MADRID - Real Madrid have signed Colombia midfielder James Rodriguez from Monaco on a six-year contract, the La Liga club said on Tuesday.
"Real Madrid and AS Monaco have reached an agreement for the transfer of James Rodriguez that will see keep him at the club for the next six seasons," Real said in a statement on their website.
The World Cup's Golden Boot winner with six goals, who will be presented at the Bernabeu later on Tuesday, is Real's second major signing of the transfer window after Germany midfielder Toni Kroos from Bayern Munich.
No details of the fee for Rodriguez were disclosed but media reports said it was around 80 million euros ($107.9 million).
Rodriguez, 23, first came to Europe in 2010 after signing for Porto and won the Portuguese league three years in a row before joining Monaco last year.
His performances for Colombia at the World Cup prompted a move by Real for Rodriguez who pushed Monaco for the chance to play for the Spanish giants.
"AS Monaco is proud to have helped James Rodriguez reveal his talent to the world as he notably made his mark on the 2014 World Cup in Brazil winning the golden boot" Vadim Vasilyev, Vice-Chairman and CEO of Monaco, said in a statement.
"James is a fantastic player who achieved great things with AS Monaco. The Club had no intention to sell the player, however the time came when the solution of a transfer was considered to be the most beneficial solution for all parties.

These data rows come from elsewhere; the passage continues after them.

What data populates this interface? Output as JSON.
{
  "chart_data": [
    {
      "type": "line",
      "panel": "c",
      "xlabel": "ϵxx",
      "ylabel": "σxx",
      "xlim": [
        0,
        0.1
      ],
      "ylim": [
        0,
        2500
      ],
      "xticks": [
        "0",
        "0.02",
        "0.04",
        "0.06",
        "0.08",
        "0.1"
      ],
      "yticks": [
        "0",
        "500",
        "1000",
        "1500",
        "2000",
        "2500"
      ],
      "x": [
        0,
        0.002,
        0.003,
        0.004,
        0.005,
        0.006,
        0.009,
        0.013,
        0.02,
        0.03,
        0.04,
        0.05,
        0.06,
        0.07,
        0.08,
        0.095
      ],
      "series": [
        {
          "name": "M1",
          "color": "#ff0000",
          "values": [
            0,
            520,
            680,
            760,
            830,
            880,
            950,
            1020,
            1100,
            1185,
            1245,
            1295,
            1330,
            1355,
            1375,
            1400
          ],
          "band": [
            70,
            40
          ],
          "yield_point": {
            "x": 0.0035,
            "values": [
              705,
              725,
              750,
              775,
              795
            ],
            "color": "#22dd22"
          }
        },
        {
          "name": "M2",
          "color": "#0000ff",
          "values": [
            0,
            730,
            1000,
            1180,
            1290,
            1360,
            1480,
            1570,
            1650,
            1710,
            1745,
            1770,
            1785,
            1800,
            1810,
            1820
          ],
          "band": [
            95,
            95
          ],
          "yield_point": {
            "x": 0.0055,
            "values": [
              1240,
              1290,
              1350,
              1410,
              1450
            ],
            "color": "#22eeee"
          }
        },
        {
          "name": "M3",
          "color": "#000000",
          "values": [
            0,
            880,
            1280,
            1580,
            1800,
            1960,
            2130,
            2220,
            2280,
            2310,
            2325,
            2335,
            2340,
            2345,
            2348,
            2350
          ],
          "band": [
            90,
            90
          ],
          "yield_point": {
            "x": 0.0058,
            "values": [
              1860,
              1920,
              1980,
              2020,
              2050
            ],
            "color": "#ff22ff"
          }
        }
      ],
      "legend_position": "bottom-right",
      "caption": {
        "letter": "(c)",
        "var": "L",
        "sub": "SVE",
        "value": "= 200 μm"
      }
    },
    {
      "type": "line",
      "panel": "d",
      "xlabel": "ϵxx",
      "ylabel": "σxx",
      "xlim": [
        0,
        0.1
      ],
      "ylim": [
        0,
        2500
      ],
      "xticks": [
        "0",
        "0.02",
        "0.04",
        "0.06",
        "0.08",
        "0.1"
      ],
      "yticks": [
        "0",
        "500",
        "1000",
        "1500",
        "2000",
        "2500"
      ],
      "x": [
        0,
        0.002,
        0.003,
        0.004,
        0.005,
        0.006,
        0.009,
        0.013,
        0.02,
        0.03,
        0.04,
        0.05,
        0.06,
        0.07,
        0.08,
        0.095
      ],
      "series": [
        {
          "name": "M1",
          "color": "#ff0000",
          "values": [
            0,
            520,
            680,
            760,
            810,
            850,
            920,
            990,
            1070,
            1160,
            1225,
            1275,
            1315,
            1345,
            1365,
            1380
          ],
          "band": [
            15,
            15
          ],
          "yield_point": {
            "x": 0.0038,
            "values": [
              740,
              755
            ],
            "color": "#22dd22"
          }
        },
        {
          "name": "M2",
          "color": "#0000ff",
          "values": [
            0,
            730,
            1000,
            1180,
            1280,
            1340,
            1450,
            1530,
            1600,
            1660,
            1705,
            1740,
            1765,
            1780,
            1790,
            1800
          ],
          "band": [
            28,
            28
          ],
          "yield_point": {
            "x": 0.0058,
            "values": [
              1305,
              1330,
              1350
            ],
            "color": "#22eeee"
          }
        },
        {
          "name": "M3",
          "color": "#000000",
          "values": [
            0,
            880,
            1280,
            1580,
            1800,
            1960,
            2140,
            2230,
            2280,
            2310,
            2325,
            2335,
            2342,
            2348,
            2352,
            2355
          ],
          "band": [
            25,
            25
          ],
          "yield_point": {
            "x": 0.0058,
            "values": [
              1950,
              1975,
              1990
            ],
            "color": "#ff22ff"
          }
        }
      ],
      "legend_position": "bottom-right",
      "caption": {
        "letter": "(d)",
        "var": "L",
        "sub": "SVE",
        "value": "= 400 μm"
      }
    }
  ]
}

AS Monaco is proud to be a party to one of the most significant transfers in football history."
The arrival of Rodriguez could open the door for Angel Di Maria to leave Real.
Coach Carlo Ancelotti had wanted to keep him but the Argentine winger is believed to feel under-valued at the club.
Alvaro Morata has left for Juventus and defensive midfielder Casemiro has joined Porto on a season-long loan.